Are those letters to legislators?

While I’m pondering what “capitol letters” are (could they be missives to representatives on Capitol Hill?), you can ponder the mystery that is a mismatched subject and verb on Yahoo! Finance:

capitol-letters-fin

The word capitol means only one thing: A building or buildings where legislatures meet. If you mean something else (including uppercase letters), use capital. Maybe someone at Yahoo! can explain why using incorrect words does not matter to the Internet giant.

Maybe this wasn’t written in this country

While reading this photo caption on Yahoo! Style, I was struck by the writer’s use of the British whilst:

whilst-sty

Perhaps Yahoo! outsourced the writing to an almost-English-speaking country. Maybe this was written for a UK site, and not for the American market. Maybe that’s why the writer capitalized queen; in some countries that are not the United States, that might actually be correct. And maybe that Lady Fag she writes of isn’t related to Ladyfag, the writer from New York City. The typo of that for than might be okie-dokie in the land where she lives. But in no English-speaking country is is what makes an acceptable substitute for the correct are what make.

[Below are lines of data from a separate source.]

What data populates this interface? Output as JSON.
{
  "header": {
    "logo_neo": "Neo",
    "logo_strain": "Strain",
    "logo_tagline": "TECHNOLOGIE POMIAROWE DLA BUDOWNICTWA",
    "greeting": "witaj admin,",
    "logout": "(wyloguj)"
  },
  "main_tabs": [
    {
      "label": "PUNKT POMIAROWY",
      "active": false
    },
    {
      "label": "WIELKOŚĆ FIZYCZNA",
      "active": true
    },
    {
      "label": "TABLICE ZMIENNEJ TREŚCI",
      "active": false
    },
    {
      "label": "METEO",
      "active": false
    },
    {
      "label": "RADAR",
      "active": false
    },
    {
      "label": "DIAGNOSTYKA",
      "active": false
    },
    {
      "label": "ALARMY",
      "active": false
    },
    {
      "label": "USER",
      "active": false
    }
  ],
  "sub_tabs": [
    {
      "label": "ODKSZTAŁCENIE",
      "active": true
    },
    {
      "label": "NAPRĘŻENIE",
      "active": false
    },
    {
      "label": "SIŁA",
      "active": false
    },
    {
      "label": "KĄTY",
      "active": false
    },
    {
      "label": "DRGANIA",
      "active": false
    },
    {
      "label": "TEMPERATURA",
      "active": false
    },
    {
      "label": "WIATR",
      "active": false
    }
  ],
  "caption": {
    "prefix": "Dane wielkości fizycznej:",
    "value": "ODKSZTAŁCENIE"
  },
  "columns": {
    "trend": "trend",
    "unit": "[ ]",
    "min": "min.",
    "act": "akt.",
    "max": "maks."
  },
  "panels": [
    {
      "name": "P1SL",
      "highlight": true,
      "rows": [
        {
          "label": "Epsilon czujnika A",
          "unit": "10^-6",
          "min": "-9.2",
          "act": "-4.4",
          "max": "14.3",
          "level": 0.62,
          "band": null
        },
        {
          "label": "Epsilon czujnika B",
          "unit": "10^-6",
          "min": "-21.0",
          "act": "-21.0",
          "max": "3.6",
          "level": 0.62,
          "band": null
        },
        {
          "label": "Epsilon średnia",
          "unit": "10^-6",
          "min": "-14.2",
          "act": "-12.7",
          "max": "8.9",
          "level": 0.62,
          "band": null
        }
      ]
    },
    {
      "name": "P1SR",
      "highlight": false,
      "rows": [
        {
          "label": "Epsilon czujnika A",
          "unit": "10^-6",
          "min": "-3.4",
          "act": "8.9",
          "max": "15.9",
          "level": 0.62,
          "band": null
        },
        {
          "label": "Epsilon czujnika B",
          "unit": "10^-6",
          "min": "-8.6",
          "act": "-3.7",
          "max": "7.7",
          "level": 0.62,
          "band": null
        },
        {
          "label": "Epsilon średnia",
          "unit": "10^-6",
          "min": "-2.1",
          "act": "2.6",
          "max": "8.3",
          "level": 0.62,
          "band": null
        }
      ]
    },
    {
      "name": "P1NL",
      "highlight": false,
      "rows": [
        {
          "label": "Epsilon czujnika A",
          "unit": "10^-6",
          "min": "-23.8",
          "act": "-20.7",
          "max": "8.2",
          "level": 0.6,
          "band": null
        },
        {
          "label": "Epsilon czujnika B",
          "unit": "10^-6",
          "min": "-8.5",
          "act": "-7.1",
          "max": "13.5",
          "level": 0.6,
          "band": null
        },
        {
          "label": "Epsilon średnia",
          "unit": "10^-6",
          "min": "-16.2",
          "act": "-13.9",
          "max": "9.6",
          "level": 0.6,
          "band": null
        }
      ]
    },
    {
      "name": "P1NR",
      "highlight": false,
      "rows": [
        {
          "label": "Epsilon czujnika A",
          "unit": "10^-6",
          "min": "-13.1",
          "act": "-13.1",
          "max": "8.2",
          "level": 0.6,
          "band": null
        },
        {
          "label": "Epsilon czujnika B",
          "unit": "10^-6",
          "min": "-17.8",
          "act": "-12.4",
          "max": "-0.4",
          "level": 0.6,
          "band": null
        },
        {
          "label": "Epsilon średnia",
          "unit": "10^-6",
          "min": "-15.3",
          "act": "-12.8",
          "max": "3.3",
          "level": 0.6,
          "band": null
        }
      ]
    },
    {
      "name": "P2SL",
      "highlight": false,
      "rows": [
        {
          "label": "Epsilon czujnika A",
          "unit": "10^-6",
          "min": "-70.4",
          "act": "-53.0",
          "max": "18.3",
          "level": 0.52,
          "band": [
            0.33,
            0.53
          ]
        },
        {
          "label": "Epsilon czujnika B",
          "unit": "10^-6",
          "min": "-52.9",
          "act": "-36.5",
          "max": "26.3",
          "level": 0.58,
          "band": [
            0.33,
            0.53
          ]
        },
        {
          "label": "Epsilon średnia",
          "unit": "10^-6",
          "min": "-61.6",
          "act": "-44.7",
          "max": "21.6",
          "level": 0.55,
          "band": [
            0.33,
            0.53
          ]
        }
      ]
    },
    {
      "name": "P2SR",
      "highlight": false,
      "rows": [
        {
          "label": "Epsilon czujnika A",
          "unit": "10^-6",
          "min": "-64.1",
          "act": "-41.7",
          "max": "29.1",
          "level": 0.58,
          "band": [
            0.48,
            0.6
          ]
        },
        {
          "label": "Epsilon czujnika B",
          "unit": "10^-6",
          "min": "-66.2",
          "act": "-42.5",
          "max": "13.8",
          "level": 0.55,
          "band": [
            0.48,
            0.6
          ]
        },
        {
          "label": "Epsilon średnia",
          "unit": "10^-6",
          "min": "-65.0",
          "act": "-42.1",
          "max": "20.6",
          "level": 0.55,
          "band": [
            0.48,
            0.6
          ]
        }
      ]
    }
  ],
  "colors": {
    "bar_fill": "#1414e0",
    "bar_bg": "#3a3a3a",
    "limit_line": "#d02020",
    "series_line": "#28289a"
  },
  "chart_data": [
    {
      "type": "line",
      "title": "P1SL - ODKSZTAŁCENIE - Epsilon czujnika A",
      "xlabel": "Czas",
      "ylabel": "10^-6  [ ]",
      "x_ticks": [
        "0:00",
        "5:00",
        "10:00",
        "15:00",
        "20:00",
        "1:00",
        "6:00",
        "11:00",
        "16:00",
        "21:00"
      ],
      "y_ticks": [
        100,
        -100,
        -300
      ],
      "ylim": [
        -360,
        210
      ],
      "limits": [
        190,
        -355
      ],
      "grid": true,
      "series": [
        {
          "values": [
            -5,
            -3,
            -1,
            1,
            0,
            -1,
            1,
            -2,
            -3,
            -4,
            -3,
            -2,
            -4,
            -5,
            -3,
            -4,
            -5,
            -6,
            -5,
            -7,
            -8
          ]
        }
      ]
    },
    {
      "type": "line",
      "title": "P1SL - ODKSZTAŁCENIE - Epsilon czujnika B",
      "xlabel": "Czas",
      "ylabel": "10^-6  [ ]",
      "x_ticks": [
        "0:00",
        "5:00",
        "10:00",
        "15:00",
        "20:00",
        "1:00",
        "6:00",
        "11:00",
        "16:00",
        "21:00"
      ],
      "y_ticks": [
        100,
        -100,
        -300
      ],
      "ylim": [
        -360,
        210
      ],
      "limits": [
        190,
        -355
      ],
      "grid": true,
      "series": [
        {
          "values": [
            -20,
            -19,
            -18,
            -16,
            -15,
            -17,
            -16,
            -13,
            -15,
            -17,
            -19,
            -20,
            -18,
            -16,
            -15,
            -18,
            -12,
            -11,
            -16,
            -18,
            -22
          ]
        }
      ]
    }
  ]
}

Someone could use a grammar book

It looks like this Yahoo! Finance writer didn’t bother buying a grammar book. Perhaps she was concerned that the cost of books has soared. Perhaps she thought that she mastered grammar in fifth grade. Perhaps she can’t identify a singular subject (like cost) and match the correct verb to it (like has soared):

cost-have-fin

Each of these is wrong

What do these sentences have in common?

  • No misspelling ever appears on Yahoo!.
  • Articles written by Yahoo! staffers are grammatically correct.
  • Yahoo! articles are always accurate.

Each one of these sentences is wrong — just like this excerpt from Yahoo! Sports, where the writer can’t match the verb (which should be is) to the singular subject:

each are spo

After reading this…

After reading this on Yahoo! Beauty, I don’t feel good:

selfies makes bea

Let’s hope that was just a typo; I’d hate to think the writer thought it was correct.

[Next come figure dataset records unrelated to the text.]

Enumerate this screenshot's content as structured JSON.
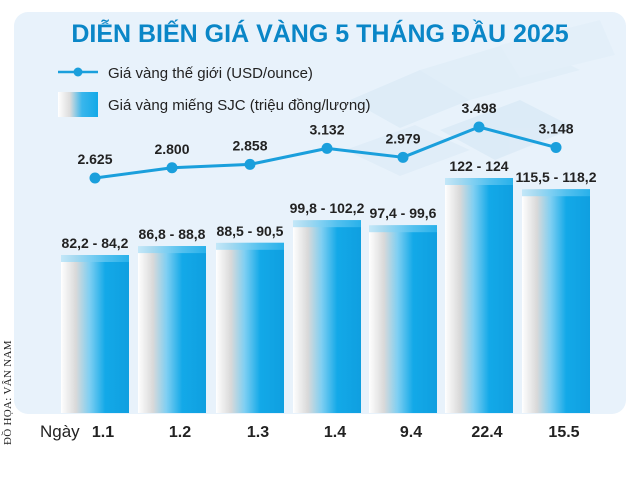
{
  "credit": "ĐỒ HỌA: VÂN NAM",
  "colors": {
    "title": "#0a86c7",
    "line": "#1a9fdc",
    "bar": "#13a9e8",
    "panel": "#e7f1fa",
    "text": "#222222"
  },
  "chart_data": {
    "type": "bar",
    "title": "DIỄN BIẾN GIÁ VÀNG 5 THÁNG ĐẦU 2025",
    "xlabel": "Ngày",
    "categories": [
      "1.1",
      "1.2",
      "1.3",
      "1.4",
      "9.4",
      "22.4",
      "15.5"
    ],
    "series": [
      {
        "name": "Giá vàng miếng SJC (triệu đồng/lượng)",
        "kind": "bar-range",
        "low": [
          82.2,
          86.8,
          88.5,
          99.8,
          97.4,
          122,
          115.5
        ],
        "high": [
          84.2,
          88.8,
          90.5,
          102.2,
          99.6,
          124,
          118.2
        ],
        "labels": [
          "82,2 - 84,2",
          "86,8 - 88,8",
          "88,5 - 90,5",
          "99,8 - 102,2",
          "97,4 - 99,6",
          "122 - 124",
          "115,5 - 118,2"
        ]
      },
      {
        "name": "Giá vàng thế giới (USD/ounce)",
        "kind": "line",
        "values": [
          2625,
          2800,
          2858,
          3132,
          2979,
          3498,
          3148
        ],
        "labels": [
          "2.625",
          "2.800",
          "2.858",
          "3.132",
          "2.979",
          "3.498",
          "3.148"
        ]
      }
    ],
    "legend": "top-left",
    "grid": false
  }
}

We will emphasize with emphasis

We (meaning me and my keyboard) will emphasize that this Yahoo! Sports writer has confused a noun (like emphasis) with a verb (like emphasize):

we will emphasis mlb

Did the editor take a detour?

So, the editor for Yahoo! Sports was going to check this headline — you know, for grammatical errors, spelling, that sort of thing — but took a detour at the latte station and totally forgot about this:

takes mlb

Ha! I made that up. I really don’t know why that headline contains that error. It seems pretty obvious that there’s a plural subject, but a singular verb.

Neither was correct

It looks like the editor and writer for Yahoo! Sports gave this the stamp of approval:

neither were name mlb

Unfortunately, neither was correct. The pronoun neither is singular. Just sayin’.

Weave got a problem

It looks like we’ve got a problem with a verb over at Yahoo! TV:

weaved tv otnb

If you mean “To make (a path or way) by winding in and out or from side to side,” then the past tense of the verb is weaved: The Uber driver weaved in and out of traffic. We weaved our way through the crowded marketplace.

If the meaning you’re after is “to combine elements into a complex whole,” then the correct word is wove or woven: He wove a fascinating story. One of the most prevalent themes woven…

Judd Apatow is singular

Neither the Yahoo! Movies editors nor the writer has any idea what the correct verb is here:

have pushed mov

When a compound subject (like reviews and Judd Apatow) is joined by neither…nor, the verb must agree with the subject closer to it. In this case, it’s Judd Apatow and the verb should be has pushed.